Computation of electronic and optical properties of gaasnsb with 16 band k dot p model

Abstract

The electronic band structure (BS) and optical gain have been calculated for GaAs1−x−yNxSby/GaAs alloys by combining two Band Anticrossing (BAC) Models for Conduction Band and Valence Band i.e. CBAC and VBAC under k.p formalism. This mathematical model based on a 16 X 16 Hamiltonian matrix is used to compute the anticrossing interactions between the sub bands for variable Sb and N concentration in GaAsNSb/GaAs. The effect of Sb and N related impurity levels in GaAsNSb/GaAs on the band gap, carrier effective masses, spin-orbit splitting energy, band offsets and their ratios are also investigated.
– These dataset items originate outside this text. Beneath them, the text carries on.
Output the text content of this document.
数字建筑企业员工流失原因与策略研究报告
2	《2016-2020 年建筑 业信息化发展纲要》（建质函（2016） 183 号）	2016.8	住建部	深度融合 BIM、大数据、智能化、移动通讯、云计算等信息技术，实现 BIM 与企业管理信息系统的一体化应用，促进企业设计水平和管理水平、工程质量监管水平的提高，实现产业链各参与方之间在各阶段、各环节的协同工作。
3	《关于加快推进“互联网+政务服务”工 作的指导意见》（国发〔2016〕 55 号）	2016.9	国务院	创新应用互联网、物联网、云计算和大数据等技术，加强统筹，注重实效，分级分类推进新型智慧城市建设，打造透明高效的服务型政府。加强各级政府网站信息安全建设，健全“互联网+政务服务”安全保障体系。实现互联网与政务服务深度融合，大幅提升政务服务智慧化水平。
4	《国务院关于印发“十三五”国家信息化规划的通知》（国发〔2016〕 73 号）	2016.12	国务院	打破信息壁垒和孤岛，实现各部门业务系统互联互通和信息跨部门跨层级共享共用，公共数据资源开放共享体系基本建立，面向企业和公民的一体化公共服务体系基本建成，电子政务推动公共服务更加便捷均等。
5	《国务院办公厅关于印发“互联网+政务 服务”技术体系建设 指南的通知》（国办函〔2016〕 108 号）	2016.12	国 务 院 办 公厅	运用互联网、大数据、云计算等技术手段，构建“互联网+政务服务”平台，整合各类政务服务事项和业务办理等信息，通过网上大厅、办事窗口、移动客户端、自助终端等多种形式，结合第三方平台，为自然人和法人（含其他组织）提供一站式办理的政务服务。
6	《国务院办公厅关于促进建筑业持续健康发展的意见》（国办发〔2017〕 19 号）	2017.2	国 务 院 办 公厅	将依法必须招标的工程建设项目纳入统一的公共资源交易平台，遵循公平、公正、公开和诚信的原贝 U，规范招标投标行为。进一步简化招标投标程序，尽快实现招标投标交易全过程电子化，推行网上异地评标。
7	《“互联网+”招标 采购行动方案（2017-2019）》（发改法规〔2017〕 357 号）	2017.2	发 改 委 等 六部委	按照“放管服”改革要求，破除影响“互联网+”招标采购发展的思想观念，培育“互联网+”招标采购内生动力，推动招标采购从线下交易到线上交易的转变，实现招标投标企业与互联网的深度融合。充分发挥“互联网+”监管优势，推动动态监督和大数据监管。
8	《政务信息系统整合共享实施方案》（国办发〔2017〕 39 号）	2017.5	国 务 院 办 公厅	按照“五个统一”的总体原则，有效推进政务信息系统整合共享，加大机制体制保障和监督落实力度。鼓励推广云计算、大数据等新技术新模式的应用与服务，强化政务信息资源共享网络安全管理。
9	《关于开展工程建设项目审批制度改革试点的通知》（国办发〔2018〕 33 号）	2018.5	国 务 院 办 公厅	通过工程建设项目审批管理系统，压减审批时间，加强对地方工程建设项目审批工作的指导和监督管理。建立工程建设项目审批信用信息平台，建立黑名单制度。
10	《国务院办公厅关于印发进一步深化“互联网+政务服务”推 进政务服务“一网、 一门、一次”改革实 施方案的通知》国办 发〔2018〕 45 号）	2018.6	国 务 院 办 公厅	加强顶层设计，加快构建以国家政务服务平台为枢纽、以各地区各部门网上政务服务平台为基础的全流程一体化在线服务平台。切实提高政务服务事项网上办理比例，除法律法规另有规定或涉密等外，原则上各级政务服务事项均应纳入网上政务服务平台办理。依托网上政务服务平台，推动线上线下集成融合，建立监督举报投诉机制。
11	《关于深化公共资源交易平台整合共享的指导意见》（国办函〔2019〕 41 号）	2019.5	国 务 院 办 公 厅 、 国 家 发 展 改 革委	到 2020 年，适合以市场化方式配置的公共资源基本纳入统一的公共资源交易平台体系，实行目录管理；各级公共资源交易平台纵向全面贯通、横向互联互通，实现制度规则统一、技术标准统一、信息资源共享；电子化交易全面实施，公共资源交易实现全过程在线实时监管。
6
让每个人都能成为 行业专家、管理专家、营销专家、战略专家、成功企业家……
It has been shown that band gap shrinks by ~330 meV for Sb and N concentration of 5 and 1.9 at% respectively. The concentration dependent band gap reduction and the enhancement of spin-orbit splitting energy results in the origin of a Dso > Eg regime which forms the basis for the suppressing Auger recombination mechanisms in III– V LASERs. We have also investigated the variation of optical gain for different injected surface carrier densities and carrier confinement assists the optical gain to reach 1400/cm−1 near 1.2 eV window.